# First Time Return and problem with CRA registration



## rakalraj

Hi,

I have this problem and would appreciate any help. Me and my wife submitted our first return yesterday. We used netfile and and got the confirmation code. Then i went to CRA for registration. For my wife, it went well, But for me, i received the following error

Error—ERR.062
We cannot proceed with your request.

To use this online service, you will need:

your social insurance number;
your date of birth;
your current postal code or ZIP code and;
an amount you entered on your income tax and benefit return, from one of the previous two tax years.

Any idea what went wrong?


----------



## AltaRed

You either did not enter all the data requested OR one of the data points you entered does not match the data CRA has on file (the former I assume since you were able to Netfile - and Netfile data has to match what CRA has on record). 

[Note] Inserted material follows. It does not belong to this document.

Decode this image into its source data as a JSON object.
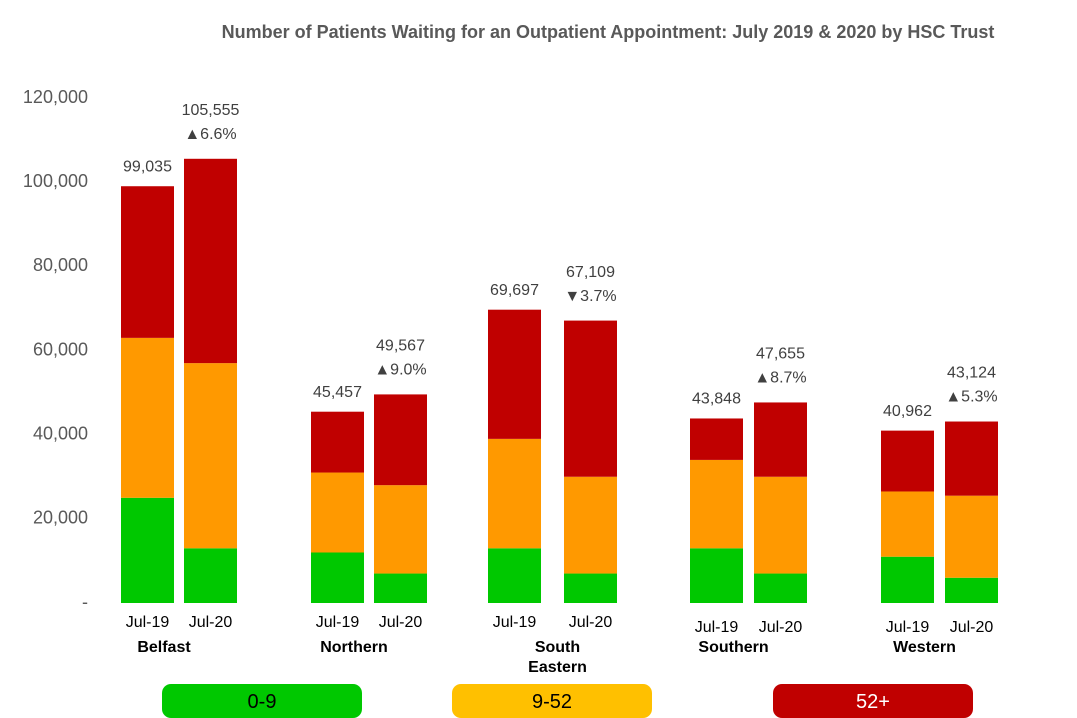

They have to ensure you are who you say you are.

P.S. If you are a first time filer, I don't think you will be able to register online since you don't have prior income tax data in CRA records.


----------



## rakalraj

*I just entered the SIN*



AltaRed said:


> You either did not enter all the data requested OR one of the data points you entered does not match the data CRA has on file (the former I assume since you were able to Netfile - and Netfile data has to match what CRA has on record).
> 
> They have to ensure you are who you say you are.
> 
> P.S. If you are a first time filer, I don't think you will be able to register online since you don't have prior income tax data in CRA records.


Hi Thanks for your reply. I am getting this error just after giving my SIN. Interestingly, i tried this process before i submitted the netfile. Then the error code was 038 which means they dont have my detail. After submitting the netfile, it changed


----------